この黒い鳥はオオバン。サギの白とオオバンの黒が白茶けた枯色とよく合う。この鳥に最初に出会ったのは葛西臨海公園公園の野鳥園。湾岸にはほかにも「野鳥の楽園」「三番瀬」がある。鳥に魅入られるまでは知らなかったことだ。古来自然のなかには鳥が棲んでいるのだから私たちの身近には鳥がいてしぜんなのだが近代社会の私たちの住み方はそれを蔑ろにしてきた。今の歳になってやっと鳥に目覚めたのにもわけがあるということだろう。

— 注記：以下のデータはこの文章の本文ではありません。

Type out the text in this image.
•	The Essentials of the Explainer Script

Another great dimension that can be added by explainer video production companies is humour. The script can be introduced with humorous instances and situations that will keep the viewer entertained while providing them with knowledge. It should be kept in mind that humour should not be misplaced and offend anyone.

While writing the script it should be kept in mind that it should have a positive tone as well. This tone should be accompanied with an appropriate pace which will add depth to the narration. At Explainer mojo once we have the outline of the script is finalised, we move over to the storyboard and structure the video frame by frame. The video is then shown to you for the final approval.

谷津干潟で一番有名なのがセイタカシギ。長い脚で干潟を歩く様はちょっとしたダンスだ。よく観察すると頭が縦に長い個体もいる。鳥にも個体差が在るのは当然だ。ここは2本の水路で海と繋がっていて干満があるから干潟なのだ。1.5〜2時間のタイムラグがあるそう。経済原則最優先の沿岸埋立のなかで、ここがなんとか残ったのは不幸中の幸いだろう。干潟の陸地側には中層の「マンション」が密集していて、センターからのスカイライン遠景は悲しい。

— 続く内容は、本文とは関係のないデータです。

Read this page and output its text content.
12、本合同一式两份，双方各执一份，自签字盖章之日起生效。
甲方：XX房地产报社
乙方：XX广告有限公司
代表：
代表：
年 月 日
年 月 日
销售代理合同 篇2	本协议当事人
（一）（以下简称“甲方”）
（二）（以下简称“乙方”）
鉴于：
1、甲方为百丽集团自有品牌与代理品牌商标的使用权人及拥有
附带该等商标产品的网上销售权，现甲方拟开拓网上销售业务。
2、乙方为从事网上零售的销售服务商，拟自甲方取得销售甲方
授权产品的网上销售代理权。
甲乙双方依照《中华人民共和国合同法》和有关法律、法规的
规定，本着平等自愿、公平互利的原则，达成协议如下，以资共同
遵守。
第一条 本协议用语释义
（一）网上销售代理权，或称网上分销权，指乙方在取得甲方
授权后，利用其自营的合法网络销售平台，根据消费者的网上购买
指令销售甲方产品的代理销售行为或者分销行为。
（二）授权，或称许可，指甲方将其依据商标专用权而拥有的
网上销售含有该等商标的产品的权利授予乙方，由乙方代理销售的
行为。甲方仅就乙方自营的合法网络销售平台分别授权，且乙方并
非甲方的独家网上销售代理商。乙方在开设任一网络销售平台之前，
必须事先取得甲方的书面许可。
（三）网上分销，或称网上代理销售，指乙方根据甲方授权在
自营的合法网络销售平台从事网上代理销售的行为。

谷津干潟の自然観察センターに行った。京成の谷津駅から歩いて辿り着く干潟の北端からはぐるっと干潟縁を半周したところに立派な施設がある。干潟に面した横長の大きなガラス窓からは干潟やその手前の葦原の鳥たちを観察することができる。鳥にも時間割があるようでたくさんの鳥でにぎわっていたかと思うと俄かに飛び立って静かになってしまう時もある。

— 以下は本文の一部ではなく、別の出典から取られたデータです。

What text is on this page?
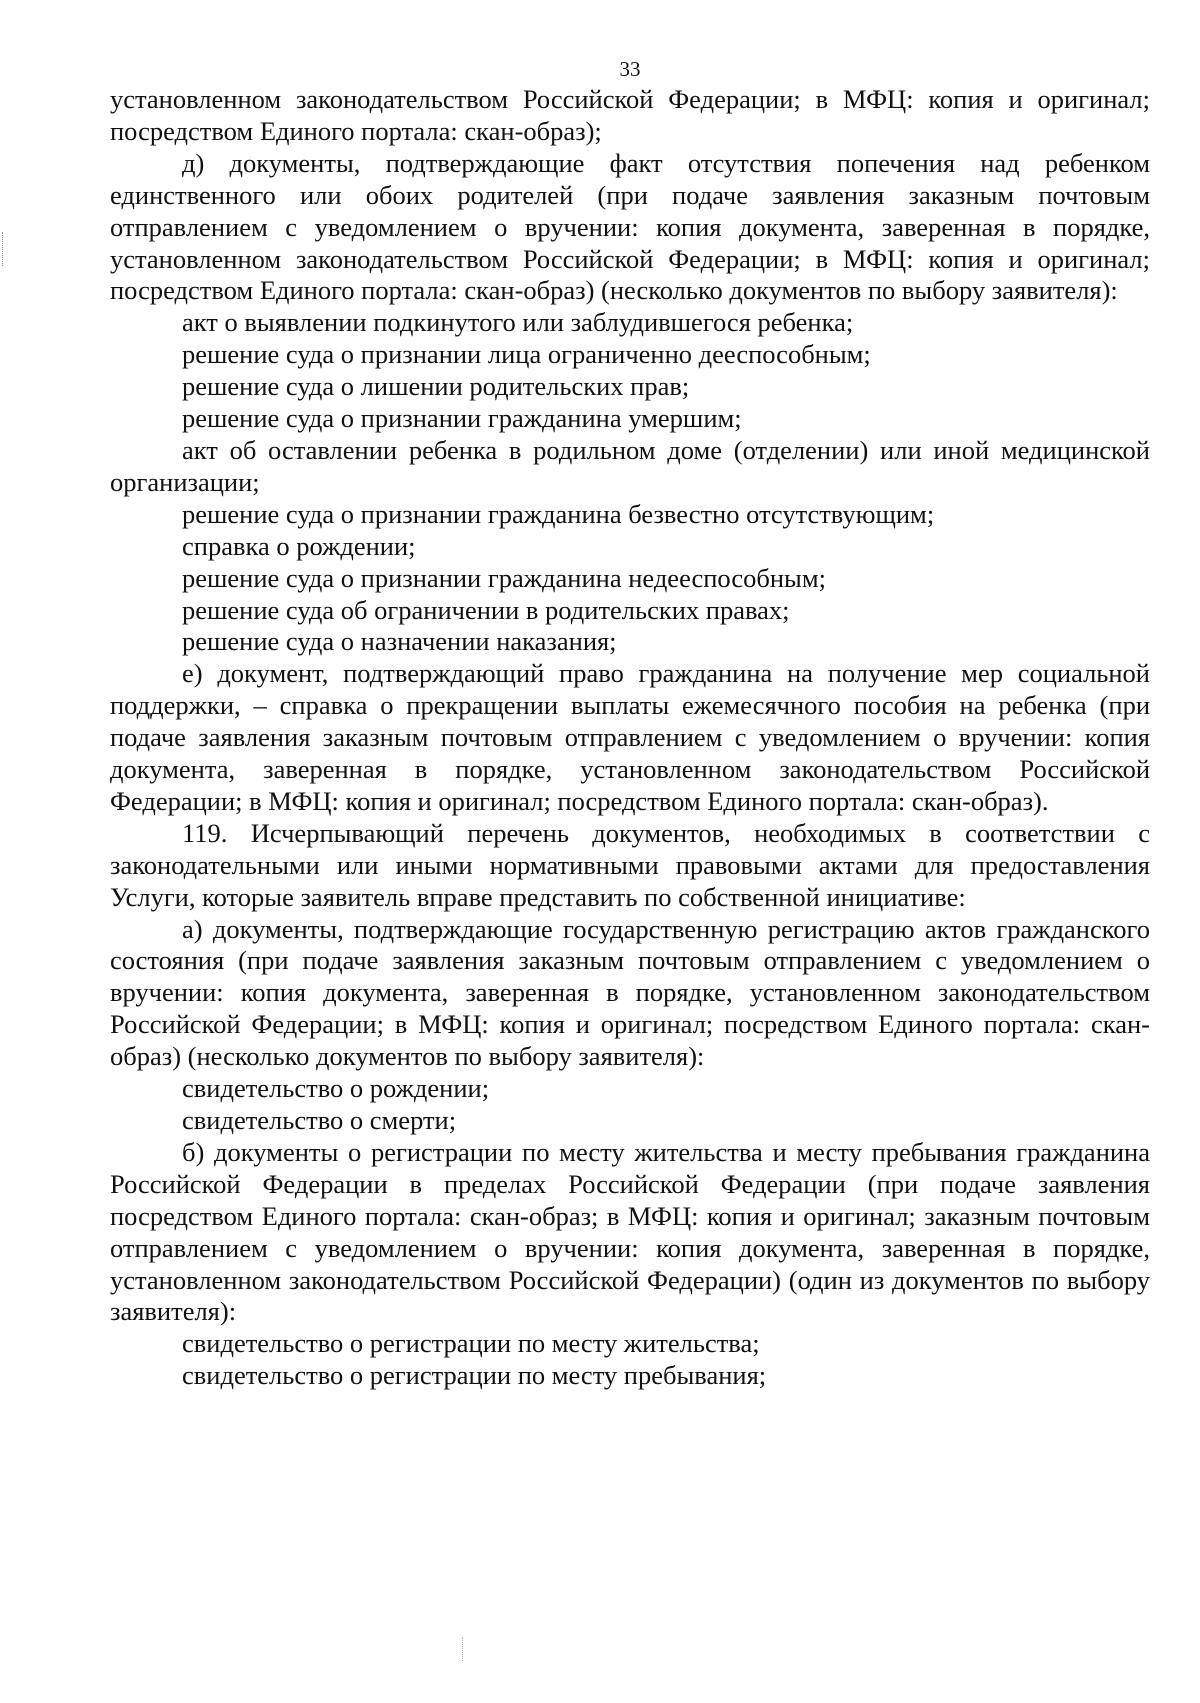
33

установленном законодательством Российской Федерации; в МФЦ: копия и оригинал; посредством Единого портала: скан-образ);

д) документы, подтверждающие факт отсутствия попечения над ребенком единственного или обоих родителей (при подаче заявления заказным почтовым отправлением с уведомлением о вручении: копия документа, заверенная в порядке, установленном законодательством Российской Федерации; в МФЦ: копия и оригинал; посредством Единого портала: скан-образ) (несколько документов по выбору заявителя):

акт о выявлении подкинутого или заблудившегося ребенка;

решение суда о признании лица ограниченно дееспособным;

решение суда о лишении родительских прав;

решение суда о признании гражданина умершим;

акт об оставлении ребенка в родильном доме (отделении) или иной медицинской организации;

решение суда о признании гражданина безвестно отсутствующим;

справка о рождении;

решение суда о признании гражданина недееспособным;

решение суда об ограничении в родительских правах;

решение суда о назначении наказания;

е) документ, подтверждающий право гражданина на получение мер социальной поддержки, – справка о прекращении выплаты ежемесячного пособия на ребенка (при подаче заявления заказным почтовым отправлением с уведомлением о вручении: копия документа, заверенная в порядке, установленном законодательством Российской Федерации; в МФЦ: копия и оригинал; посредством Единого портала: скан-образ).

119. Исчерпывающий перечень документов, необходимых в соответствии с законодательными или иными нормативными правовыми актами для предоставления Услуги, которые заявитель вправе представить по собственной инициативе:

а) документы, подтверждающие государственную регистрацию актов гражданского состояния (при подаче заявления заказным почтовым отправлением с уведомлением о вручении: копия документа, заверенная в порядке, установленном законодательством Российской Федерации; в МФЦ: копия и оригинал; посредством Единого портала: скан-образ) (несколько документов по выбору заявителя):

свидетельство о рождении;

свидетельство о смерти;

б) документы о регистрации по месту жительства и месту пребывания гражданина Российской Федерации в пределах Российской Федерации (при подаче заявления посредством Единого портала: скан-образ; в МФЦ: копия и оригинал; заказным почтовым отправлением с уведомлением о вручении: копия документа, заверенная в порядке, установленном законодательством Российской Федерации) (один из документов по выбору заявителя):

свидетельство о регистрации по месту жительства;

свидетельство о регистрации по месту пребывания;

10月に呑川緑道を池上まで歩いた。途中暗渠が開放されて垂直壁水路になって少し行った中原街道の少し手前あたり。カラスがうずくまったハトの傍らにいるのに気づいてカメラを向けるとカラスは飛び去った後の写真。激しく争ったような跡はないが水辺が不自然に濡れている。少し間を置いて戻ったらカラスも戻っていてまた逃げた。今度はハトは水辺から離れて立っていた。カラスがハトを襲ったということなのだろうか。鳥にもそれぞれのドラマがある。自然は過酷だから傷ついた生き物が自力で生き延びるのは難しいかもしれない。
東京で目にするセキレイはほとんどがハクセキレイだが初めてお腹が黄色のセキレイが撮れた。キセキレイのはずだ。「めぐろのいきもの」によると鳴き声はハクセキレイと違うとのこと。英語では何故かyellowでなくgrey wagtail。マナバシラと呼ばれていた頃にお腹は何色だったのだろうか。
事務所の界隈の神田川はもう川の体を成さない巨大な用水路だ。風情は無いかわりに垂直の岸壁から鳥の平面図のようなものを撮ることができるのは思わぬ余禄だろう。ここには冬はたくさんのカモがいて彼らの周りを2,3羽のセキレイがひらひらひょこひょこと飛び回っていることが多い。動きの速いセキレイを真上から撮る機会はそうはないのだがこの日はカモのおかげかうまく写真におさまった。殺風景な用水路の柵に身を寄せて眼下を一心に見つめる高齢者の姿は他人の眼にはあたたかくは写らないかもしれないが僕のハートはあたたかいよ。